To: Bux who wrote (3138)12/31/1999 8:24:00 AM
From: Labrador  Read Replies (1) | Respond to of 34857
 
IDC has had patents for a long time. They've done virtually nothing with them to grow the company, and turn it into a leading edge company. Most people had not even heard of them until someone tagged them a "mini-Qualcomm" or something to that effect.

One can have some quality patents, but if you don't have a top-notch management team, R&D, and a futuristic business model, you ain't going no where.

I wouldn't touch IDC. And especially not with its current price tag.

By the way, getting back to Nokia, I think that they will come around to CDMA, but I don't think that they have the quality people to design leading edge chips -- this is why they'll eventually buy ASICs from Qualcomm or lose the lead eventually.

Now don't shoot the messenger.

By the way, some on this board correctly point out that European GSM has significantly more subscribers, but which is the better technology GSM or CDMA for data, capacity and high-speed -- I'm speaking with a look towards the future.

Yes -- folks, it does seem that this board is now a quasi-CMDA board, guess I'll just have to live with it.



To: Bux who wrote (3138)1/2/2000 12:45:00 AM
From: Dave  Read Replies (1) | Respond to of 34857
 
Bux:

Remember when we were having the debate on the bandwidth issue in Qualcomm's patents.

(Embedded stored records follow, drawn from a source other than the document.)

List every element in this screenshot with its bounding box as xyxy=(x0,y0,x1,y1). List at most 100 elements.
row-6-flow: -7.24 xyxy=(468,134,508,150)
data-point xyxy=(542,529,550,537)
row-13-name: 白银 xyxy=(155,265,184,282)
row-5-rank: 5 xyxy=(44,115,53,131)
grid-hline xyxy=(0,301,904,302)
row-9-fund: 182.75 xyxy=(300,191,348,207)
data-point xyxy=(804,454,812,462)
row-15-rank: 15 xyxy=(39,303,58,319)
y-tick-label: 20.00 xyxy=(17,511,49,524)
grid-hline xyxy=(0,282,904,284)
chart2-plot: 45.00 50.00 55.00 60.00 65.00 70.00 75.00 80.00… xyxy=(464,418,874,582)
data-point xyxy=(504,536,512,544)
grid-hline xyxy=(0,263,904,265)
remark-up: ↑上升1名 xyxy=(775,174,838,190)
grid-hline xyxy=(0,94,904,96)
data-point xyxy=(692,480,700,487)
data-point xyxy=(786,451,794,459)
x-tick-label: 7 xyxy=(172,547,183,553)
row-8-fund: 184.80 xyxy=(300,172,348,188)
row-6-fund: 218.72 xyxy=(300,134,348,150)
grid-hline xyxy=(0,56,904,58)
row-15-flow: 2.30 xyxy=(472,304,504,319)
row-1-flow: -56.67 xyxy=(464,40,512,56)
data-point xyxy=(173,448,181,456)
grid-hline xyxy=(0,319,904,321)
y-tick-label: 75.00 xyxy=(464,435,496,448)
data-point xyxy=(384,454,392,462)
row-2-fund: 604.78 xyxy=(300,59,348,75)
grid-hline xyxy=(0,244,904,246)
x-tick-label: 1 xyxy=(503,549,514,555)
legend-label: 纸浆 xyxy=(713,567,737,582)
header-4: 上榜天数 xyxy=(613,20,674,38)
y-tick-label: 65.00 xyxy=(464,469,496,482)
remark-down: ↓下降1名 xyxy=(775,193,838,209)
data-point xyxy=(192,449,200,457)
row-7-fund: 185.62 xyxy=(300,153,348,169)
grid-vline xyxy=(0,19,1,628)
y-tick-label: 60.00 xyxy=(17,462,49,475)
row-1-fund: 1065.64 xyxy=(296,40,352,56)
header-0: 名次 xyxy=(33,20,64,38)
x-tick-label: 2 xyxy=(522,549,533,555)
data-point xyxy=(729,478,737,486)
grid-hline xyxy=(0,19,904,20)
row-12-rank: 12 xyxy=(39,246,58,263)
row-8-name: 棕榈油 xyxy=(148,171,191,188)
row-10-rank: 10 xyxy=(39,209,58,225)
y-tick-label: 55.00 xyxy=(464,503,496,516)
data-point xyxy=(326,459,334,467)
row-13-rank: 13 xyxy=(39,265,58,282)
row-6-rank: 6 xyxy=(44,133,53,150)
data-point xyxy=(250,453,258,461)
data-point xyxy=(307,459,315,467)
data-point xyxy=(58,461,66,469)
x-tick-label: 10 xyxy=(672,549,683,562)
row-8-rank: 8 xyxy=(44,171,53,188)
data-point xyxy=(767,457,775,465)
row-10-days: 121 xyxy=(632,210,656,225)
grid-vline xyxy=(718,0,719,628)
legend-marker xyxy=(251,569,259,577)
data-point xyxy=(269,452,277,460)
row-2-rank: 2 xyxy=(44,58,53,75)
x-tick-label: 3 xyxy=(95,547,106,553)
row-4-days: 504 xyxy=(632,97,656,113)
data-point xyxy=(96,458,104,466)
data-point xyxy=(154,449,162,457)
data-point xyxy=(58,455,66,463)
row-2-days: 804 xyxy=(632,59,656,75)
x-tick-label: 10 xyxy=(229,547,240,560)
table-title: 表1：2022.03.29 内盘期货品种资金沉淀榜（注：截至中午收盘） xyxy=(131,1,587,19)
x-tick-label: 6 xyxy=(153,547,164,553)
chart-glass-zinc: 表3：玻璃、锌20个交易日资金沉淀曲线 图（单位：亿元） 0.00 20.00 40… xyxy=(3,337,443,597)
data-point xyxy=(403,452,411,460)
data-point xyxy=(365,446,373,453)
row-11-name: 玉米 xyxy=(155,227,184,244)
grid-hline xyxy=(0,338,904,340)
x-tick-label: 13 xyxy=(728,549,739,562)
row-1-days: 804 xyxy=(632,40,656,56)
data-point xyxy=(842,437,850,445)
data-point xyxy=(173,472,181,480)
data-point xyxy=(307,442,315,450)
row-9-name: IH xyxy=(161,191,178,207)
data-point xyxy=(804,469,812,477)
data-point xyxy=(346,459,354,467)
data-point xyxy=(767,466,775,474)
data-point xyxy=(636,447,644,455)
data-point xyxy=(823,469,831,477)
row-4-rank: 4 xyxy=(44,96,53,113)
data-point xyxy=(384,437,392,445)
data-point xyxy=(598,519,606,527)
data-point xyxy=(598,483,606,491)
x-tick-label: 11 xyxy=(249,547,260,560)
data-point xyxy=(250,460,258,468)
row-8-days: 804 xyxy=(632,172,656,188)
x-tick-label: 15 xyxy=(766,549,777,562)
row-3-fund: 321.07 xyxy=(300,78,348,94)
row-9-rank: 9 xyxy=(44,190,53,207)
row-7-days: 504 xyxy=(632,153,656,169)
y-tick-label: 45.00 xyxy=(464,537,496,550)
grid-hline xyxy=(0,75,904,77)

There was a court case, Wang v. Aol

The court narrowly interpretted the claims to the technology at the time the invention was made.

Therefore, IMO, Qualcomms older patents may implicitly be bandwidth limited (i.e. pertain only to IS-95 applications)

In addition, another point, there had to be a modification to the system in order to get higher bandwidth. If so, the system would have to be changed and those patents which covered the older system would not apply to high bandwidth applications.